Counterfactual Approach for Sequential Mediators in Mediation Analysis: A Suitable Methodological Approach for the Banking and Finance Literature?

Abstract

Mediation analysis can be defined as a family of statistical methods whose aim is to extract information about the causal/associational mechanisms through which the aforementioned explanatory variable X affects the outcome variable Y. More specifically, this chapter focuses on sequential mediators. The simplest sequential mediator case can be described as follows: a primary explanatory variable X affects an output variable Y both directly (direct effect) and indirectly (indirect effect).

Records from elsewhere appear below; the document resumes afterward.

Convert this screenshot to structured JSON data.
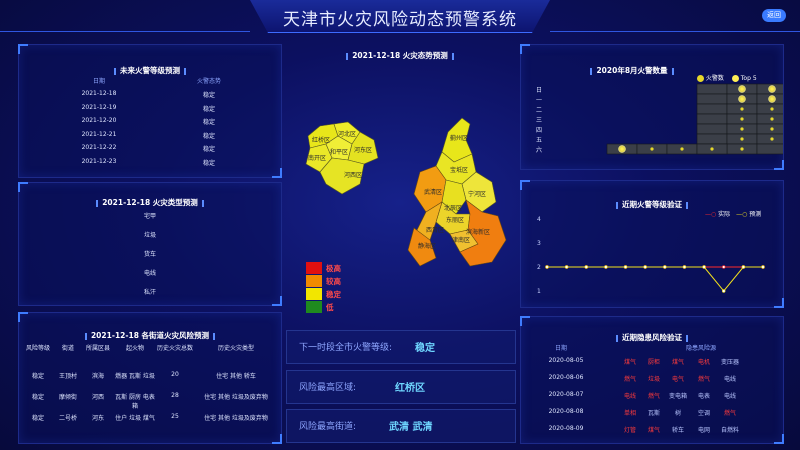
{
  "app_title": "天津市火灾风险动态预警系统",
  "header_button": "返回",
  "forecast": {
    "title": "未来火警等级预测",
    "col_date": "日期",
    "col_status": "火警态势",
    "rows": [
      {
        "date": "2021-12-18",
        "status": "稳定"
      },
      {
        "date": "2021-12-19",
        "status": "稳定"
      },
      {
        "date": "2021-12-20",
        "status": "稳定"
      },
      {
        "date": "2021-12-21",
        "status": "稳定"
      },
      {
        "date": "2021-12-22",
        "status": "稳定"
      },
      {
        "date": "2021-12-23",
        "status": "稳定"
      }
    ]
  },
  "fire_type": {
    "title": "2021-12-18 火灾类型预测",
    "items": [
      "宅甲",
      "垃圾",
      "货车",
      "电线",
      "私汗"
    ]
  },
  "street_risk": {
    "title": "2021-12-18 各街道火灾风险预测",
    "headers": [
      "风险等级",
      "街道",
      "所属区县",
      "起火物",
      "历史火灾总数",
      "历史火灾类型"
    ],
    "rows": [
      [
        "稳定",
        "王顶村",
        "滨海",
        "燃器 瓦斯 垃圾",
        "20",
        "住宅 其他 轿车"
      ],
      [
        "稳定",
        "摩倾街",
        "河西",
        "瓦斯 厨房 电表箱",
        "28",
        "住宅 其他 垃圾及废弃物"
      ],
      [
        "稳定",
        "二号桥",
        "河东",
        "住户 垃圾 煤气",
        "25",
        "住宅 其他 垃圾及废弃物"
      ]
    ]
  },
  "map": {
    "title": "2021-12-18 火灾态势预测",
    "districts": [
      "红桥区",
      "河北区",
      "南开区",
      "和平区",
      "河东区",
      "河西区",
      "蓟州区",
      "宝坻区",
      "宁河区",
      "武清区",
      "北辰区",
      "东丽区",
      "西青区",
      "津南区",
      "静海区",
      "滨海新区"
    ],
    "legend": [
      {
        "label": "极高",
        "color": "#e01010"
      },
      {
        "label": "较高",
        "color": "#f08a00"
      },
      {
        "label": "稳定",
        "color": "#f2e600"
      },
      {
        "label": "低",
        "color": "#1f8a1f"
      }
    ]
  },
  "info": {
    "next_level_label": "下一时段全市火警等级:",
    "next_level_value": "稳定",
    "top_district_label": "风险最高区域:",
    "top_district_value": "红桥区",
    "top_street_label": "风险最高街道:",
    "top_street_value": "武清 武清"
  },
  "august": {
    "title": "2020年8月火警数量",
    "legend": [
      "火警数",
      "Top 5"
    ],
    "weekdays": [
      "日",
      "一",
      "二",
      "三",
      "四",
      "五",
      "六"
    ]
  },
  "validation": {
    "title": "近期火警等级验证",
    "legend": [
      "实际",
      "预测"
    ]
  },
  "hazard": {
    "title": "近期隐患风险验证",
    "col_date": "日期",
    "col_hazard": "隐患风险源",
    "rows": [
      {
        "date": "2020-08-05",
        "items": [
          [
            "煤气",
            "r"
          ],
          [
            "厨柜",
            "r"
          ],
          [
            "煤气",
            "r"
          ],
          [
            "电机",
            "r"
          ],
          [
            "变压器",
            "b"
          ]
        ]
      },
      {
        "date": "2020-08-06",
        "items": [
          [
            "燃气",
            "r"
          ],
          [
            "垃圾",
            "r"
          ],
          [
            "电气",
            "r"
          ],
          [
            "燃气",
            "r"
          ],
          [
            "电线",
            "b"
          ]
        ]
      },
      {
        "date": "2020-08-07",
        "items": [
          [
            "电线",
            "r"
          ],
          [
            "燃气",
            "r"
          ],
          [
            "变电箱",
            "b"
          ],
          [
            "电表",
            "b"
          ],
          [
            "电线",
            "b"
          ]
        ]
      },
      {
        "date": "2020-08-08",
        "items": [
          [
            "单相",
            "r"
          ],
          [
            "瓦斯",
            "b"
          ],
          [
            "树",
            "b"
          ],
          [
            "空调",
            "b"
          ],
          [
            "燃气",
            "r"
          ]
        ]
      },
      {
        "date": "2020-08-09",
        "items": [
          [
            "灯管",
            "r"
          ],
          [
            "煤气",
            "r"
          ],
          [
            "轿车",
            "b"
          ],
          [
            "电网",
            "b"
          ],
          [
            "自燃料",
            "b"
          ]
        ]
      }
    ]
  },
  "chart_data": [
    {
      "type": "line",
      "title": "近期火警等级验证",
      "x": [
        1,
        2,
        3,
        4,
        5,
        6,
        7,
        8,
        9,
        10,
        11,
        12
      ],
      "ylim": [
        1,
        4
      ],
      "yticks": [
        1,
        2,
        3,
        4
      ],
      "series": [
        {
          "name": "实际",
          "color": "#ff2a2a",
          "values": [
            2,
            2,
            2,
            2,
            2,
            2,
            2,
            2,
            2,
            2,
            2,
            2
          ]
        },
        {
          "name": "预测",
          "color": "#f4e21c",
          "values": [
            2,
            2,
            2,
            2,
            2,
            2,
            2,
            2,
            2,
            1,
            2,
            2
          ]
        }
      ]
    },
    {
      "type": "scatter",
      "title": "2020年8月火警数量",
      "series": [
        {
          "name": "火警数",
          "color": "#e6d82a",
          "points": [
            [
              5,
              0
            ],
            [
              5,
              1
            ],
            [
              5,
              2
            ],
            [
              5,
              3
            ],
            [
              5,
              4
            ],
            [
              5,
              5
            ],
            [
              6,
              0
            ],
            [
              6,
              1
            ],
            [
              6,
              2
            ],
            [
              6,
              3
            ],
            [
              6,
              4
            ],
            [
              6,
              5
            ],
            [
              1,
              6
            ],
            [
              2,
              6
            ],
            [
              3,
              6
            ],
            [
              4,
              6
            ],
            [
              5,
              6
            ]
          ]
        },
        {
          "name": "Top 5",
          "color": "#ffee55",
          "points": [
            [
              1,
              6
            ],
            [
              5,
              0
            ],
            [
              5,
              1
            ],
            [
              6,
              0
            ],
            [
              6,
              1
            ]
          ]
        }
      ]
    }
  ]
}
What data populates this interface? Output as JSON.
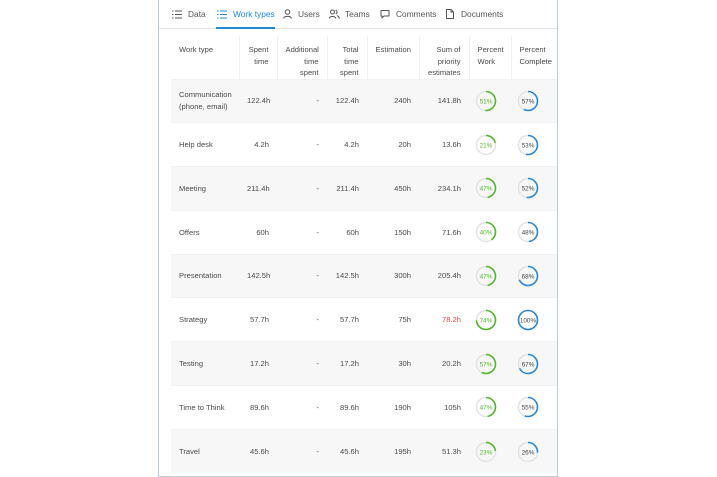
{
  "tabs": [
    {
      "label": "Data",
      "icon": "list-icon",
      "active": false
    },
    {
      "label": "Work types",
      "icon": "list-icon",
      "active": true
    },
    {
      "label": "Users",
      "icon": "user-icon",
      "active": false
    },
    {
      "label": "Teams",
      "icon": "team-icon",
      "active": false
    },
    {
      "label": "Comments",
      "icon": "comment-icon",
      "active": false
    },
    {
      "label": "Documents",
      "icon": "document-icon",
      "active": false
    }
  ],
  "table": {
    "headers": {
      "work_type": "Work type",
      "spent": "Spent time",
      "additional": "Additional time spent",
      "total": "Total time spent",
      "estimation": "Estimation",
      "priority": "Sum of priority estimates",
      "percent_work": "Percent Work",
      "percent_complete": "Percent Complete"
    },
    "rows": [
      {
        "work_type": "Communication (phone, email)",
        "spent": "122.4h",
        "additional": "-",
        "total": "122.4h",
        "estimation": "240h",
        "priority": "141.8h",
        "priority_over": false,
        "percent_work": "51%",
        "percent_work_value": 51,
        "percent_complete": "57%",
        "percent_complete_value": 57
      },
      {
        "work_type": "Help desk",
        "spent": "4.2h",
        "additional": "-",
        "total": "4.2h",
        "estimation": "20h",
        "priority": "13.6h",
        "priority_over": false,
        "percent_work": "21%",
        "percent_work_value": 21,
        "percent_complete": "53%",
        "percent_complete_value": 53
      },
      {
        "work_type": "Meeting",
        "spent": "211.4h",
        "additional": "-",
        "total": "211.4h",
        "estimation": "450h",
        "priority": "234.1h",
        "priority_over": false,
        "percent_work": "47%",
        "percent_work_value": 47,
        "percent_complete": "52%",
        "percent_complete_value": 52
      },
      {
        "work_type": "Offers",
        "spent": "60h",
        "additional": "-",
        "total": "60h",
        "estimation": "150h",
        "priority": "71.6h",
        "priority_over": false,
        "percent_work": "40%",
        "percent_work_value": 40,
        "percent_complete": "48%",
        "percent_complete_value": 48
      },
      {
        "work_type": "Presentation",
        "spent": "142.5h",
        "additional": "-",
        "total": "142.5h",
        "estimation": "300h",
        "priority": "205.4h",
        "priority_over": false,
        "percent_work": "47%",
        "percent_work_value": 47,
        "percent_complete": "68%",
        "percent_complete_value": 68
      },
      {
        "work_type": "Strategy",
        "spent": "57.7h",
        "additional": "-",
        "total": "57.7h",
        "estimation": "75h",
        "priority": "78.2h",
        "priority_over": true,
        "percent_work": "74%",
        "percent_work_value": 74,
        "percent_complete": "100%",
        "percent_complete_value": 100
      },
      {
        "work_type": "Testing",
        "spent": "17.2h",
        "additional": "-",
        "total": "17.2h",
        "estimation": "30h",
        "priority": "20.2h",
        "priority_over": false,
        "percent_work": "57%",
        "percent_work_value": 57,
        "percent_complete": "67%",
        "percent_complete_value": 67
      },
      {
        "work_type": "Time to Think",
        "spent": "89.6h",
        "additional": "-",
        "total": "89.6h",
        "estimation": "190h",
        "priority": "105h",
        "priority_over": false,
        "percent_work": "47%",
        "percent_work_value": 47,
        "percent_complete": "55%",
        "percent_complete_value": 55
      },
      {
        "work_type": "Travel",
        "spent": "45.6h",
        "additional": "-",
        "total": "45.6h",
        "estimation": "195h",
        "priority": "51.3h",
        "priority_over": false,
        "percent_work": "23%",
        "percent_work_value": 23,
        "percent_complete": "26%",
        "percent_complete_value": 26
      }
    ]
  },
  "colors": {
    "accent": "#1f8ad8",
    "work_ring": "#52b52e",
    "complete_ring": "#2b87d6",
    "over_estimate": "#e84646",
    "ring_track": "#e3e3e3"
  }
}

The indirect effect is due to two (or more than two) mediators M1 and M2, where M1 affects M2. In this chapter, I show that such statistical methodology is suitable and effective for various empirical settings in the banking and finance literature to identify causal relationships between financial statements, corporate governance, and a wide range of other variables. This methodology has already been widely employed in the literature to analyze the effects of high-frequency trading, the determinants of the financial performance of financial intermediaries, and customer propensity to use electronic banking services. However, several other topics may be investigated by means of this methodology. For instance, the growing literature on the determinants of bank risk-taking would enormously benefit from the use of mediation and sequential mediation analysis, to offer a more comprehensive view of the relationship between bank risk-taking and a wide range of potential explanatory, moderating and mediating variables such as profitability, capitalization, business model, funding structure, corporate governance mechanisms, and institutional factors.